Although there are other makers of beautiful models of individual trees, my search for materials led me to Coastmans Scenic Products (, located along the southern Oregon coast at Port Orford.  Coastmans produces trunk shafts tapered from Port Orford Cedar dowels. Much earlier in life, I knew Port Orford Cedar as an excellent arrow shaft material, so these trunks will remain straight and strong.  Coastmans also supplies the other key component--the "filter" mat. What they actually supply is coconut fiber mats similar to mats used with hanging flower baskets.  Coastmans' mats are dyed green and have a layer of conifer green ground foam glued to the surface.  While my internet search for suitable furnace filter material came up blank, Roger Rasmussen's clinic at the NMRA PNR convention in June, in Portland demonstrated his complete package of supplies for these trees.  This is one good place for me to spend some money in exchange for time.

It has been almost twenty years since I last made "furnace filter" trees using different materials.  As with any artistic endeavor, it can take a little time to develop one's technique.  Bear that in mind when looking at photos of my first trees in the current crop.  

Tree production.  

Roger Rasmussen wisely advises working over and within oven roasting pans.  This captures much of the ground foam and other material that falls off during the course of construction.  A similar bit of advice places the spray adhesive operation within a dedicated cardboard box.  

Completed trees with ground foam attached with spray adhesive.  Trees can be enhanced with a few bare branches (included in the Coastmans kit) below the main foliage.

Decorated tree at the Eugene Depot.  'tis the season!

Tree production has begun.  My layout likely will consume thousands.  I figure on producing some number a month, much as I produced most of my switches during the track-laying phase of construction.  
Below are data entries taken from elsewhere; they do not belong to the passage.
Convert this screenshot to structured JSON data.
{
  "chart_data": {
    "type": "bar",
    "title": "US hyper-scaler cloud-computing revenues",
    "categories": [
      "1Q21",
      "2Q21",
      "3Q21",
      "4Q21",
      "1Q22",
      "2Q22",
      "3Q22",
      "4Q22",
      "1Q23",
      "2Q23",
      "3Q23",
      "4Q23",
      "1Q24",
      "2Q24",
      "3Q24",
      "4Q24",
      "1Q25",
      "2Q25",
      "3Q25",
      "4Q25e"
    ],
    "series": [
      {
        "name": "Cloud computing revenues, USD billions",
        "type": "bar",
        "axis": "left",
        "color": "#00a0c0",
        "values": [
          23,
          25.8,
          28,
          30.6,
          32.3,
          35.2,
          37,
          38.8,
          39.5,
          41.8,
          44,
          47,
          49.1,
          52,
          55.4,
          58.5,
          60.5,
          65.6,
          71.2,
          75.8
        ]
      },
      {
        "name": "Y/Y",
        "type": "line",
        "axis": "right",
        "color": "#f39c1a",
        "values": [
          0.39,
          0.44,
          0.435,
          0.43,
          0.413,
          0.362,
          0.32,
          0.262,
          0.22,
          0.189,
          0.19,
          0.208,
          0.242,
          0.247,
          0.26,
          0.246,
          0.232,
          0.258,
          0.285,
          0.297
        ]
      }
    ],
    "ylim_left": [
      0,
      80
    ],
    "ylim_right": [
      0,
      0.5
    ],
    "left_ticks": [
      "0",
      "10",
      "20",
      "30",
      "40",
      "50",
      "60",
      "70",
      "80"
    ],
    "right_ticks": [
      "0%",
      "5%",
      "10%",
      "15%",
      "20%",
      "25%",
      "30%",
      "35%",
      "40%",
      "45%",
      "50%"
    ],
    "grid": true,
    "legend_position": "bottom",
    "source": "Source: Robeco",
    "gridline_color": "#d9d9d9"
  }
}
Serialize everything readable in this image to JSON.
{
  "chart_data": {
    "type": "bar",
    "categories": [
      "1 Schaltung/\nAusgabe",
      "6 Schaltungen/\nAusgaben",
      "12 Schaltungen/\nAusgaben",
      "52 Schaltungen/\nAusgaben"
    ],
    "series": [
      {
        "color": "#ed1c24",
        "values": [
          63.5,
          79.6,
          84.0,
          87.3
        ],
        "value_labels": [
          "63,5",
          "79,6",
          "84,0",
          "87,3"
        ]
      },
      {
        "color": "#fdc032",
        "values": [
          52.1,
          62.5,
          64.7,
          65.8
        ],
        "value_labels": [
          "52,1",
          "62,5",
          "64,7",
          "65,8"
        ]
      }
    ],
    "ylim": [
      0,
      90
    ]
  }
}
As a final note, this is my two hundredth blog post!

1 comment:

  1. Bill,

    Congrats on the 200th post! And those trees look great- can't wait to see a forested hillside. While the task of making all those trees may seem daunting, the reward will be worth it. I took the same approach that you are considering- making a batch every so often- and lo and behold, the railroad is almost entirely covered now. Keep the faith and stay the course!